Second, the technology has advanced rapidly, with neutral atom systems achieving industry-leading logical qubit performances and showing a clear path to scale. As a result, timelines to economically valuable applications are noticeably shrinking, likely closer to five years than 10, prompting organizations across many industries including the energy space to start investing people, time, and money now if they want to competitively leverage this technology at that timescale.
POWER: What sectors within the energy industry do you expect quantum will impact first, and why?
Notermans: Quantum computers are naturally suited to address problems in the energy sector that are quantum in nature, such as battery chemistry, solar cell behavior, and nuclear radiation transport.

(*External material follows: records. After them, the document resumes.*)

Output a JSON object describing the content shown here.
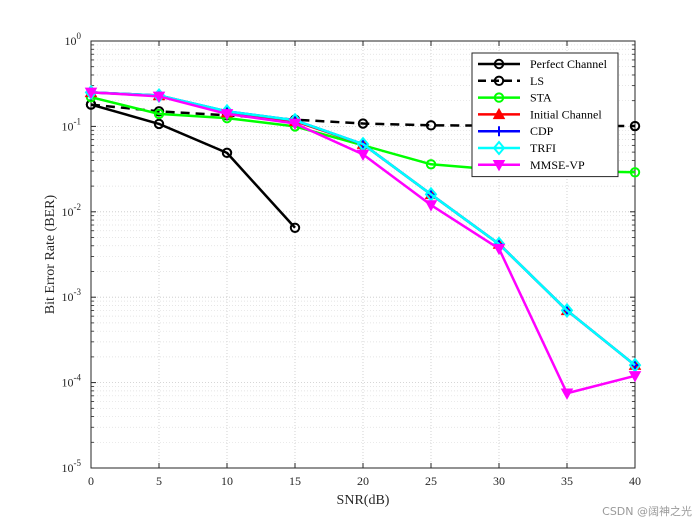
{
  "chart_data": {
    "type": "line",
    "xlabel": "SNR(dB)",
    "ylabel": "Bit Error Rate (BER)",
    "xlim": [
      0,
      40
    ],
    "ylim_exponents": [
      -5,
      0
    ],
    "yscale": "log",
    "x_ticks": [
      0,
      5,
      10,
      15,
      20,
      25,
      30,
      35,
      40
    ],
    "y_tick_exponents": [
      -5,
      -4,
      -3,
      -2,
      -1,
      0
    ],
    "y_tick_base": "10",
    "grid": "on (dotted)",
    "legend_position": "top-right",
    "series": [
      {
        "name": "Perfect Channel",
        "color": "#000000",
        "dash": "solid",
        "marker": "circle",
        "x": [
          0,
          5,
          10,
          15
        ],
        "y": [
          0.18,
          0.107,
          0.049,
          0.0065
        ]
      },
      {
        "name": "LS",
        "color": "#000000",
        "dash": "dashed",
        "marker": "circle",
        "x": [
          0,
          5,
          10,
          15,
          20,
          25,
          30,
          35,
          40
        ],
        "y": [
          0.18,
          0.15,
          0.135,
          0.12,
          0.108,
          0.103,
          0.102,
          0.101,
          0.101
        ]
      },
      {
        "name": "STA",
        "color": "#00ff00",
        "dash": "solid",
        "marker": "circle",
        "x": [
          0,
          5,
          10,
          15,
          20,
          25,
          30,
          35,
          40
        ],
        "y": [
          0.22,
          0.14,
          0.125,
          0.1,
          0.06,
          0.036,
          0.031,
          0.03,
          0.029
        ]
      },
      {
        "name": "Initial Channel",
        "color": "#ff0000",
        "dash": "solid",
        "marker": "triangle-up",
        "x": [
          0,
          5,
          10,
          15,
          20,
          25,
          30,
          35,
          40
        ],
        "y": [
          0.25,
          0.23,
          0.145,
          0.115,
          0.062,
          0.016,
          0.0042,
          0.0007,
          0.00016
        ]
      },
      {
        "name": "CDP",
        "color": "#0000ff",
        "dash": "solid",
        "marker": "plus",
        "x": [
          0,
          5,
          10,
          15,
          20,
          25,
          30,
          35,
          40
        ],
        "y": [
          0.25,
          0.23,
          0.15,
          0.118,
          0.062,
          0.016,
          0.0042,
          0.0007,
          0.00016
        ]
      },
      {
        "name": "TRFI",
        "color": "#00ffff",
        "dash": "solid",
        "marker": "diamond",
        "x": [
          0,
          5,
          10,
          15,
          20,
          25,
          30,
          35,
          40
        ],
        "y": [
          0.25,
          0.23,
          0.15,
          0.118,
          0.062,
          0.016,
          0.0042,
          0.0007,
          0.00016
        ]
      },
      {
        "name": "MMSE-VP",
        "color": "#ff00ff",
        "dash": "solid",
        "marker": "triangle-down",
        "x": [
          0,
          5,
          10,
          15,
          20,
          25,
          30,
          35,
          40
        ],
        "y": [
          0.25,
          0.225,
          0.14,
          0.108,
          0.047,
          0.012,
          0.0037,
          7.5e-05,
          0.00012
        ]
      }
    ]
  },
  "watermark": "CSDN @阔神之光"
}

It is important to emphasize that this work is still active R&D (research and development). There are few off-the-shelf applications available and instead solutions are being developed through close collaboration between researchers and quantum experts. As hardware and algorithms mature together, organizations building expertise today are likely to be the first to realize real-world impact in the next few years.
POWER: What do the next 5 to 10 years look like for quantum advancements in the energy space?
Notermans: Quantum computing is evolving quickly, and the anticipated timelines to economically valuable applications fall in that 5-to-10-year window. Organizations that build in-house expertise now will be best positioned to leverage advanced quantum systems in the coming years, whether for emerging use cases or new applications they develop themselves, and start demonstrating the first industry-relevant real-world use cases in that timeframe.
POWER: How can companies in the energy industry utilize quantum computing right now?
Notermans: Organizations can start using quantum computing in several ways. The simplest is direct cloud access to quantum systems, which typically requires strong in-house expertise. Another option is partnering with quantum software providers to co-develop applications and access appropriate hardware.
For organizations who are just getting started in quantum and want to familiarize themselves with the landscape, joining a local ecosystem is a great entry-level step. Most regions have local, regional, or national groups and consortia (e.g., Quantum Economic Development Consortium, or QED-C, in the U.S.) that are an effective way to learn, connect with experts and industry partners, and explore potential collaborations.
—Darrell Proctor is a senior editor for POWER.